Implementing Edge Detection for Madison

red.mad = edge_detection(red.vg, k = 1)
green.mad = edge_detection(green.vg, k = 1) 
blue.mad = edge_detection(blue.vg, k = 1)

png.mad = array(data = c(red.mad, green.mad, blue.mad), 
                dim = c(dim(vg)[1], dim(vg)[2], 3))

writePNG(image = png.mad,
         target = 'ssudhir_madison.png')
Edge Detection for Madison
Edge Detection for Madison

Explanation

For the Van Gogh image, the edge detection threshold of 90% highlights the birds, the blue sky (with stripes of black in them), the grass, fields, and brown road are the edges. That said, it is important to note that even in areas where the color is relatively the same (the yellow fields for instance), there are many countless small strokes that fill the area up. Due to this, the edge detector occasionally leaks, and detects edges that are not necessarily there.

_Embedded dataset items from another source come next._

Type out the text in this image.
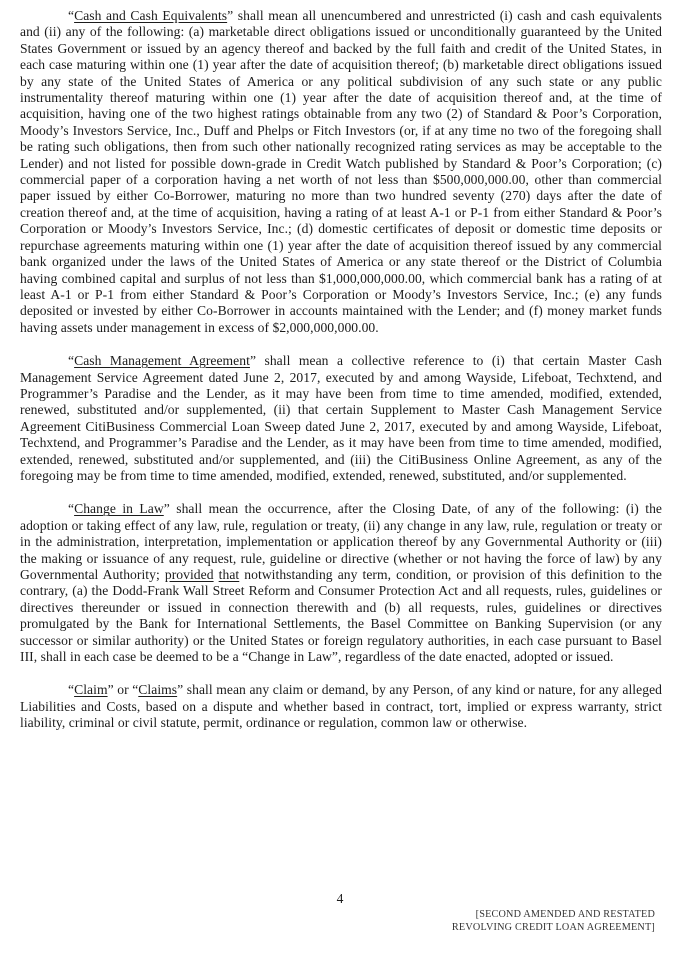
“Cash and Cash Equivalents” shall mean all unencumbered and unrestricted (i) cash and cash equivalents and (ii) any of the following: (a) marketable direct obligations issued or unconditionally guaranteed by the United States Government or issued by an agency thereof and backed by the full faith and credit of the United States, in each case maturing within one (1) year after the date of acquisition thereof; (b) marketable direct obligations issued by any state of the United States of America or any political subdivision of any such state or any public instrumentality thereof maturing within one (1) year after the date of acquisition thereof and, at the time of acquisition, having one of the two highest ratings obtainable from any two (2) of Standard & Poor’s Corporation, Moody’s Investors Service, Inc., Duff and Phelps or Fitch Investors (or, if at any time no two of the foregoing shall be rating such obligations, then from such other nationally recognized rating services as may be acceptable to the Lender) and not listed for possible down-grade in Credit Watch published by Standard & Poor’s Corporation; (c) commercial paper of a corporation having a net worth of not less than $500,000,000.00, other than commercial paper issued by either Co-Borrower, maturing no more than two hundred seventy (270) days after the date of creation thereof and, at the time of acquisition, having a rating of at least A-1 or P-1 from either Standard & Poor’s Corporation or Moody’s Investors Service, Inc.; (d) domestic certificates of deposit or domestic time deposits or repurchase agreements maturing within one (1) year after the date of acquisition thereof issued by any commercial bank organized under the laws of the United States of America or any state thereof or the District of Columbia having combined capital and surplus of not less than $1,000,000,000.00, which commercial bank has a rating of at least A-1 or P-1 from either Standard & Poor’s Corporation or Moody’s Investors Service, Inc.; (e) any funds deposited or invested by either Co-Borrower in accounts maintained with the Lender; and (f) money market funds having assets under management in excess of $2,000,000,000.00.

“Cash Management Agreement” shall mean a collective reference to (i) that certain Master Cash Management Service Agreement dated June 2, 2017, executed by and among Wayside, Lifeboat, Techxtend, and Programmer’s Paradise and the Lender, as it may have been from time to time amended, modified, extended, renewed, substituted and/or supplemented, (ii) that certain Supplement to Master Cash Management Service Agreement CitiBusiness Commercial Loan Sweep dated June 2, 2017, executed by and among Wayside, Lifeboat, Techxtend, and Programmer’s Paradise and the Lender, as it may have been from time to time amended, modified, extended, renewed, substituted and/or supplemented, and (iii) the CitiBusiness Online Agreement, as any of the foregoing may be from time to time amended, modified, extended, renewed, substituted, and/or supplemented.

“Change in Law” shall mean the occurrence, after the Closing Date, of any of the following: (i) the adoption or taking effect of any law, rule, regulation or treaty, (ii) any change in any law, rule, regulation or treaty or in the administration, interpretation, implementation or application thereof by any Governmental Authority or (iii) the making or issuance of any request, rule, guideline or directive (whether or not having the force of law) by any Governmental Authority; provided that notwithstanding any term, condition, or provision of this definition to the contrary, (a) the Dodd-Frank Wall Street Reform and Consumer Protection Act and all requests, rules, guidelines or directives thereunder or issued in connection therewith and (b) all requests, rules, guidelines or directives promulgated by the Bank for International Settlements, the Basel Committee on Banking Supervision (or any successor or similar authority) or the United States or foreign regulatory authorities, in each case pursuant to Basel III, shall in each case be deemed to be a “Change in Law”, regardless of the date enacted, adopted or issued.

“Claim” or “Claims” shall mean any claim or demand, by any Person, of any kind or nature, for any alleged Liabilities and Costs, based on a dispute and whether based in contract, tort, implied or express warranty, strict liability, criminal or civil statute, permit, ordinance or regulation, common law or otherwise.

4
[SECOND AMENDED AND RESTATED
REVOLVING CREDIT LOAN AGREEMENT]
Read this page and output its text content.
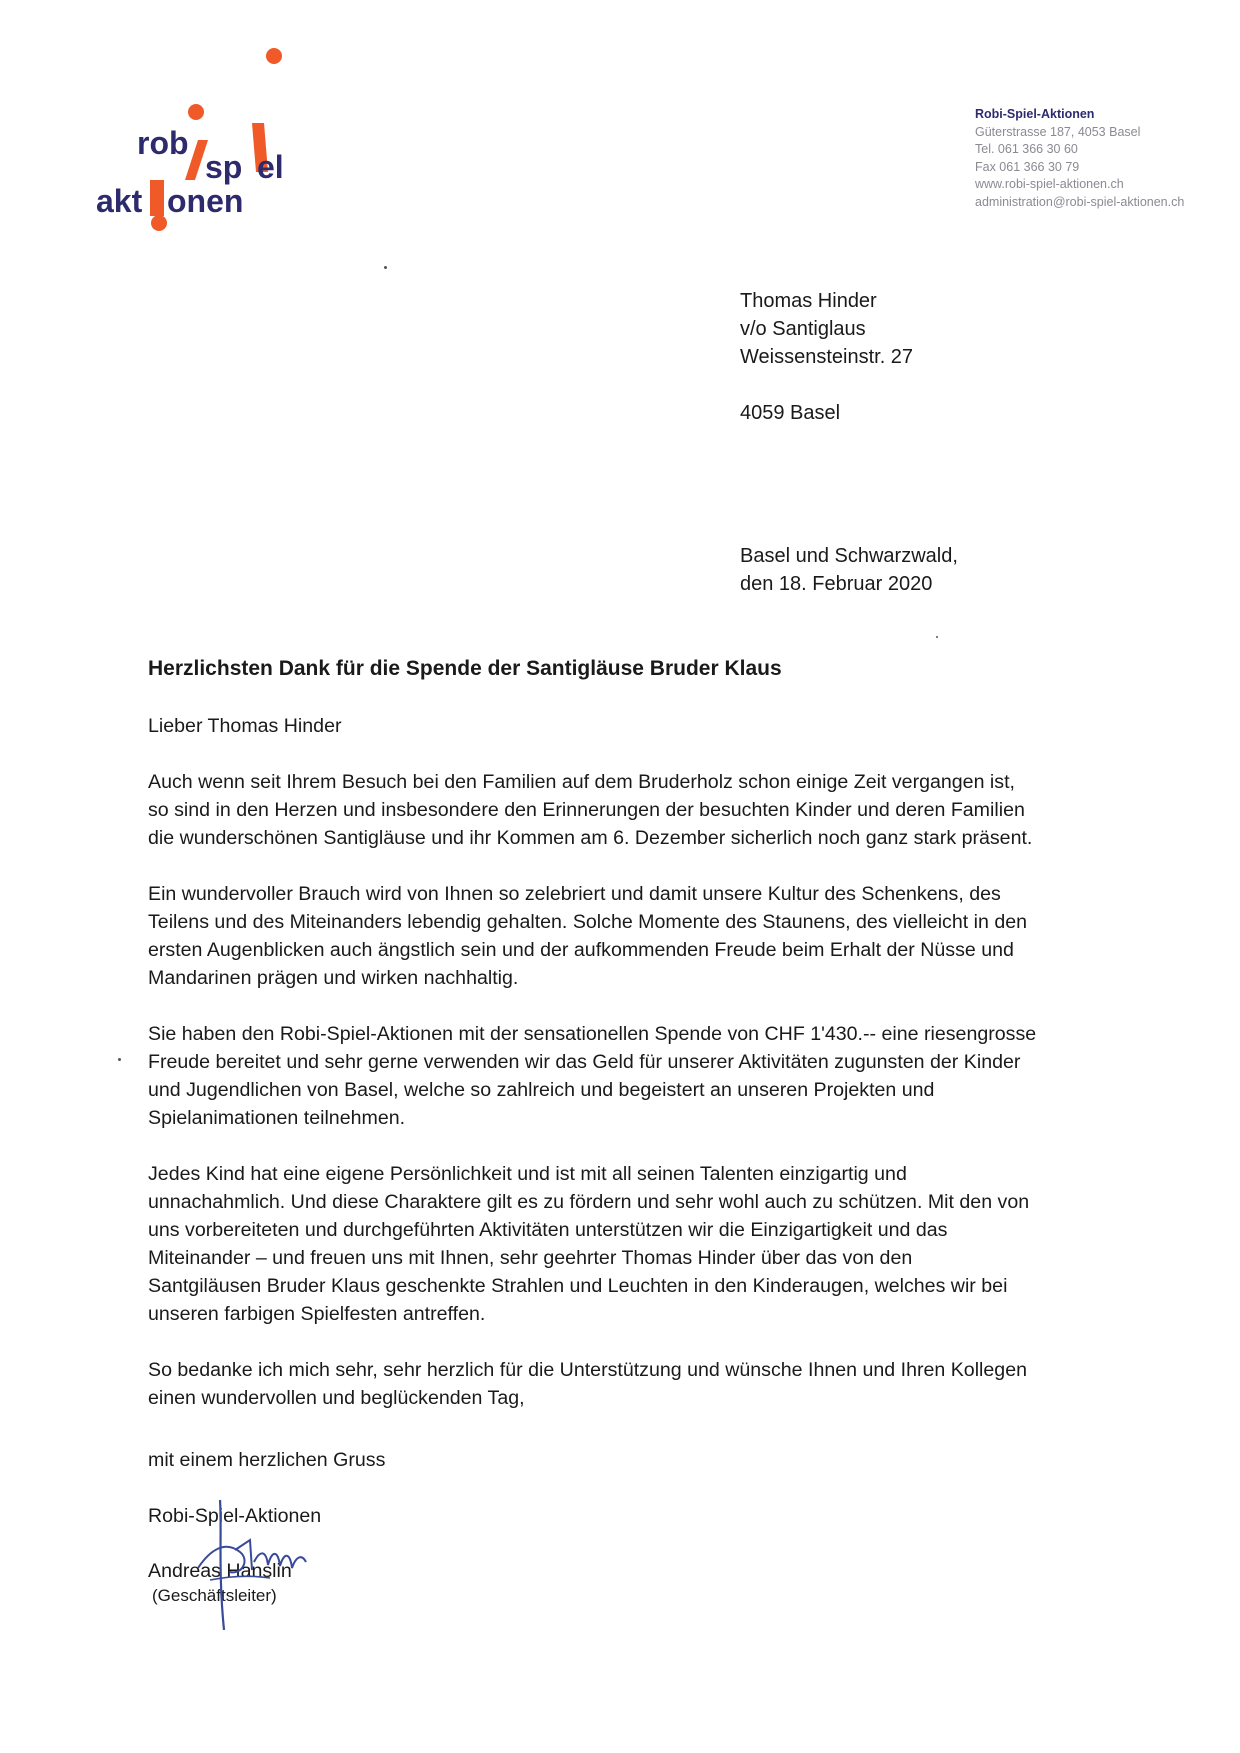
rob
sp el
akt onen
Robi-Spiel-Aktionen
Güterstrasse 187, 4053 Basel
Tel. 061 366 30 60
Fax 061 366 30 79
www.robi-spiel-aktionen.ch
administration@robi-spiel-aktionen.ch
Thomas Hinder
v/o Santiglaus
Weissensteinstr. 27
4059 Basel
Basel und Schwarzwald,
den 18. Februar 2020
Herzlichsten Dank für die Spende der Santigläuse Bruder Klaus

Lieber Thomas Hinder

Auch wenn seit Ihrem Besuch bei den Familien auf dem Bruderholz schon einige Zeit vergangen ist,
so sind in den Herzen und insbesondere den Erinnerungen der besuchten Kinder und deren Familien
die wunderschönen Santigläuse und ihr Kommen am 6. Dezember sicherlich noch ganz stark präsent.

Ein wundervoller Brauch wird von Ihnen so zelebriert und damit unsere Kultur des Schenkens, des
Teilens und des Miteinanders lebendig gehalten. Solche Momente des Staunens, des vielleicht in den
ersten Augenblicken auch ängstlich sein und der aufkommenden Freude beim Erhalt der Nüsse und
Mandarinen prägen und wirken nachhaltig.

Sie haben den Robi-Spiel-Aktionen mit der sensationellen Spende von CHF 1'430.-- eine riesengrosse
Freude bereitet und sehr gerne verwenden wir das Geld für unserer Aktivitäten zugunsten der Kinder
und Jugendlichen von Basel, welche so zahlreich und begeistert an unseren Projekten und
Spielanimationen teilnehmen.

Jedes Kind hat eine eigene Persönlichkeit und ist mit all seinen Talenten einzigartig und
unnachahmlich. Und diese Charaktere gilt es zu fördern und sehr wohl auch zu schützen. Mit den von
uns vorbereiteten und durchgeführten Aktivitäten unterstützen wir die Einzigartigkeit und das
Miteinander – und freuen uns mit Ihnen, sehr geehrter Thomas Hinder über das von den
Santgiläusen Bruder Klaus geschenkte Strahlen und Leuchten in den Kinderaugen, welches wir bei
unseren farbigen Spielfesten antreffen.

So bedanke ich mich sehr, sehr herzlich für die Unterstützung und wünsche Ihnen und Ihren Kollegen
einen wundervollen und beglückenden Tag,

mit einem herzlichen Gruss
Robi-Spiel-Aktionen
Andreas Hanslin
(Geschäftsleiter)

For the Madison image, the edge detection threshold of 90% mostly highlights the buildings, the border of the lake, and some of the trees. Like the Van Gogh image, the Madison image comprises of many small buildings that are closely packed to each other, due to which the edge detector occasionally leaks and detects edges that are not necessarily there.

Note: for an arbitrary integer k, our window is -k, -k+1, …, 0, …, k-1, k with 0 at our non-padded value in each direction, i.e., (2k+1)-by-(2k+1) matrix. As we only consider k = 1, our window is a 3-by-3 matrix (-1,0,1).